About two years ago, I started experimenting with a new (to me) fertiliser, Seasol Powerfeed®.

PowerFeed® is a concentrated liquid fertiliser made from fish and liquid composts. It contains all the nutrients including trace elements, required for healthy plant growth. It also acts as a clay breaker, improves soil structure, increases flower and fruit yields, stimulates beneficial microbial activity and helps reduce nutrient leaching in sandy soils.

PowerFeed® works even better when used in combination with Seasol® soil conditioner, a liquid seaweed concentrate.

Powerfeed’s N:P:K analysis is N 12: P 1.4: K 7.0, ideal for Australian native plants: sufficient nitrogen, but not so much as to cause weak, sappy growth; low phosphorus in accord with most native soils, insufficient to adversely affect phosphorus-sensitive natives, such as grevilleas and other members of the Proteaceae family. Powerfeed® also includes a fair proportion of potassium.

Seasol Planting Gel® is formulated for establishing new plants, providing slow release essential nutrients while it absorbs, retains and delivers water for up to 5 years.

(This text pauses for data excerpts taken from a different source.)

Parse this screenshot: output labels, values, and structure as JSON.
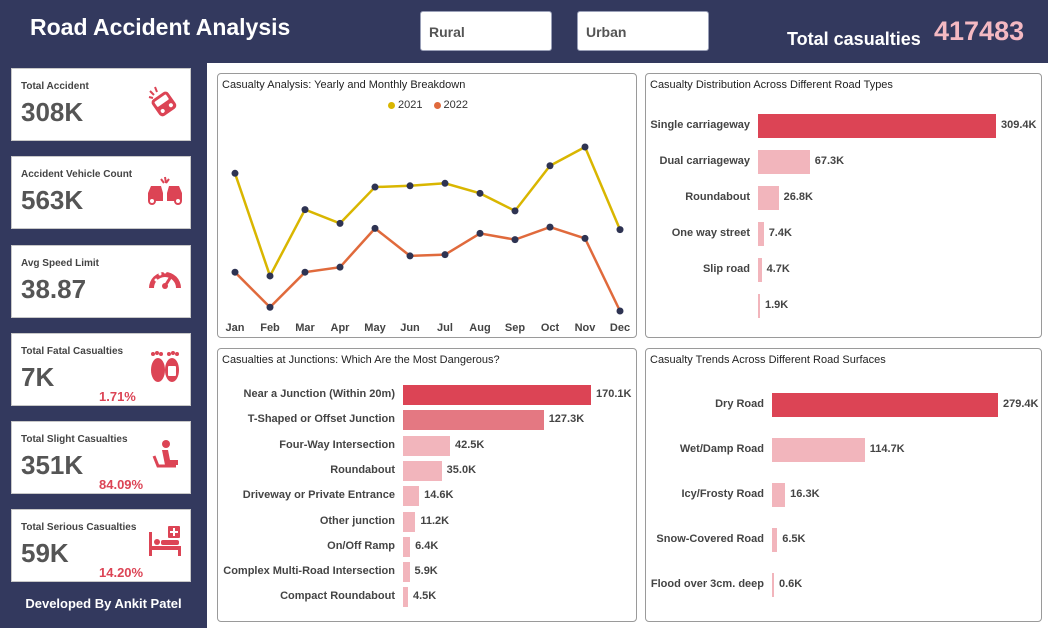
{
  "header": {
    "title": "Road Accident Analysis",
    "filters": [
      {
        "label": "Rural"
      },
      {
        "label": "Urban"
      }
    ],
    "total_label": "Total casualties",
    "total_value": "417483"
  },
  "kpis": [
    {
      "label": "Total Accident",
      "value": "308K",
      "pct": "",
      "icon": "car-crash-icon"
    },
    {
      "label": "Accident Vehicle Count",
      "value": "563K",
      "pct": "",
      "icon": "vehicle-collision-icon"
    },
    {
      "label": "Avg Speed Limit",
      "value": "38.87",
      "pct": "",
      "icon": "speedometer-icon"
    },
    {
      "label": "Total Fatal Casualties",
      "value": "7K",
      "pct": "1.71%",
      "icon": "footprints-tag-icon"
    },
    {
      "label": "Total Slight Casualties",
      "value": "351K",
      "pct": "84.09%",
      "icon": "seated-person-icon"
    },
    {
      "label": "Total Serious Casualties",
      "value": "59K",
      "pct": "14.20%",
      "icon": "hospital-bed-icon"
    }
  ],
  "footer": {
    "developer": "Developed By Ankit Patel"
  },
  "colors": {
    "primary": "#dc4455",
    "secondary": "#f2b5bc",
    "year2021": "#d9b600",
    "year2022": "#e06a3c",
    "dark": "#33395e"
  },
  "charts": {
    "line": {
      "title": "Casualty Analysis: Yearly and Monthly Breakdown"
    },
    "road_types": {
      "title": "Casualty Distribution Across Different Road Types"
    },
    "junctions": {
      "title": "Casualties at Junctions: Which Are the Most Dangerous?"
    },
    "surfaces": {
      "title": "Casualty Trends Across Different Road Surfaces"
    }
  },
  "chart_data": [
    {
      "type": "line",
      "title": "Casualty Analysis: Yearly and Monthly Breakdown",
      "categories": [
        "Jan",
        "Feb",
        "Mar",
        "Apr",
        "May",
        "Jun",
        "Jul",
        "Aug",
        "Sep",
        "Oct",
        "Nov",
        "Dec"
      ],
      "series": [
        {
          "name": "2021",
          "values": [
            100,
            18,
            71,
            60,
            89,
            90,
            92,
            84,
            70,
            106,
            121,
            55
          ]
        },
        {
          "name": "2022",
          "values": [
            21,
            -7,
            21,
            25,
            56,
            34,
            35,
            52,
            47,
            57,
            48,
            -10
          ]
        }
      ],
      "ylim": [
        -10,
        121
      ],
      "legend": "top-center"
    },
    {
      "type": "bar",
      "title": "Casualty Distribution Across Different Road Types",
      "categories": [
        "Single carriageway",
        "Dual carriageway",
        "Roundabout",
        "One way street",
        "Slip road",
        ""
      ],
      "values": [
        309.4,
        67.3,
        26.8,
        7.4,
        4.7,
        1.9
      ],
      "labels": [
        "309.4K",
        "67.3K",
        "26.8K",
        "7.4K",
        "4.7K",
        "1.9K"
      ],
      "max": 309.4
    },
    {
      "type": "bar",
      "title": "Casualties at Junctions: Which Are the Most Dangerous?",
      "categories": [
        "Near a Junction (Within 20m)",
        "T-Shaped or Offset Junction",
        "Four-Way Intersection",
        "Roundabout",
        "Driveway or Private Entrance",
        "Other junction",
        "On/Off Ramp",
        "Complex Multi-Road Intersection",
        "Compact Roundabout"
      ],
      "values": [
        170.1,
        127.3,
        42.5,
        35.0,
        14.6,
        11.2,
        6.4,
        5.9,
        4.5
      ],
      "labels": [
        "170.1K",
        "127.3K",
        "42.5K",
        "35.0K",
        "14.6K",
        "11.2K",
        "6.4K",
        "5.9K",
        "4.5K"
      ],
      "max": 170.1
    },
    {
      "type": "bar",
      "title": "Casualty Trends Across Different Road Surfaces",
      "categories": [
        "Dry Road",
        "Wet/Damp Road",
        "Icy/Frosty Road",
        "Snow-Covered Road",
        "Flood over 3cm. deep"
      ],
      "values": [
        279.4,
        114.7,
        16.3,
        6.5,
        0.6
      ],
      "labels": [
        "279.4K",
        "114.7K",
        "16.3K",
        "6.5K",
        "0.6K"
      ],
      "max": 279.4
    }
  ]
}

Over the past two years, results have been so impressive that I now use and recommend only Powerfeed®, Seasol® soil conditioner and, for plant establishment, Seasol Planting Gel®.

'Barry' emailed:

Your article on fertilisers worries me. In it, you mention 4 fertilisers and a planting gel. If you plant native plants suited to your soil and rainfall, you don't need any of this. A bit of water to get them started, that's all.

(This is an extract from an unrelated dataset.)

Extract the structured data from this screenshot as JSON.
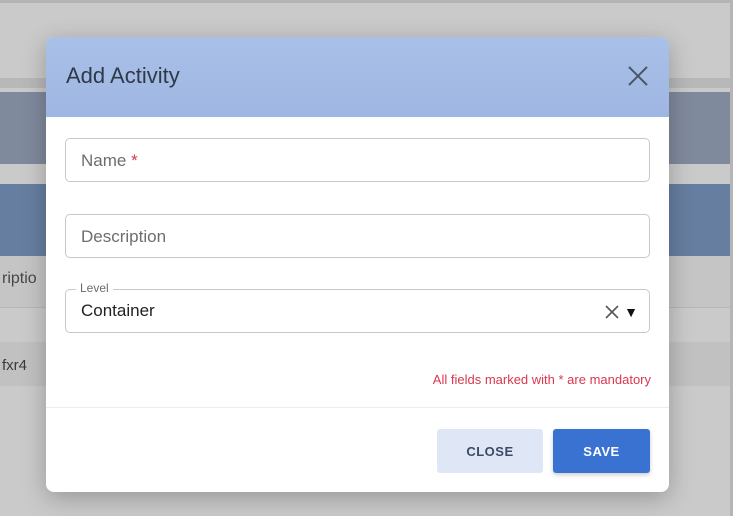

I do water testing for our landcare group. Our creeks have high phosphate levels, high electrical conductivity and weed plumes - mostly from excess use of fertilisers. Gardening magazines and TV programmes all advocate this or that fertiliser every fortnight to keep your plants looking good. . .

Native plant growers can move away from that philosophy. Grow suitable plants and don't use fertilisers. If, over time, your plant appears to be suffering a shortage of some element, add a little then, not before. And don't plant that species again.

If you could advocate those principles in your newsletters, you would be doing us all a service. . .

And my reply:

I should have made it clear that I don't advocate fortnightly/frequent fertiliser applications, just two applications a year (mid-August and mid-February, maximum) . . .

My additional comments:

By stimulating microbial activity, low-phosphorus organic soil conditioners/fertilisers help recondition disturbed or over-worked garden soils. Contrary to commonly held assumptions, container-grown trees and shrubs are generally much less robust than their wild counterparts. Low-phosphorus organic soil conditioners/fertilisershelp compensate by strengthening their roots, top growth and disease resistance during establishment.

 

November 2, 2010
Category: Plants and ILDA RSS
 

1 Posted Comment

(1 awaiting approval)
 
  • Maree  Apr 16, 2011 @ 2:45pm wrote:

    I agree with you Gordon that nursery-grown plants are not equipped with the same vitality as natural wild native plants. One of the reasons would be that natural soils and their ecosystems come equipped with many fungi that are symbiotic to the native plants. In Australia, we've only described 5% of Australian Fungi so far and very little is known about their ecologies. However, what we do know, is that fungi can have a huge beneficial effect on Plants. For example, protection against pathogenic fungi, increase water and nutrient absorption whilst protecting against dessication, stimulate production of plant growth hormones, condition soil, and, Fungi can even isolate harmful mineral contamination. Artificial fertilisers can harm fungi so all this means that whilst it might be a good thing to just put the plants in the ground, water and forget them - and it may even preserve the natural soil fungi by doing this, it sometimes produces better results by using organic fertilisers such as seaweed extract to boost the plants whilst waiting for natural fungi to help out.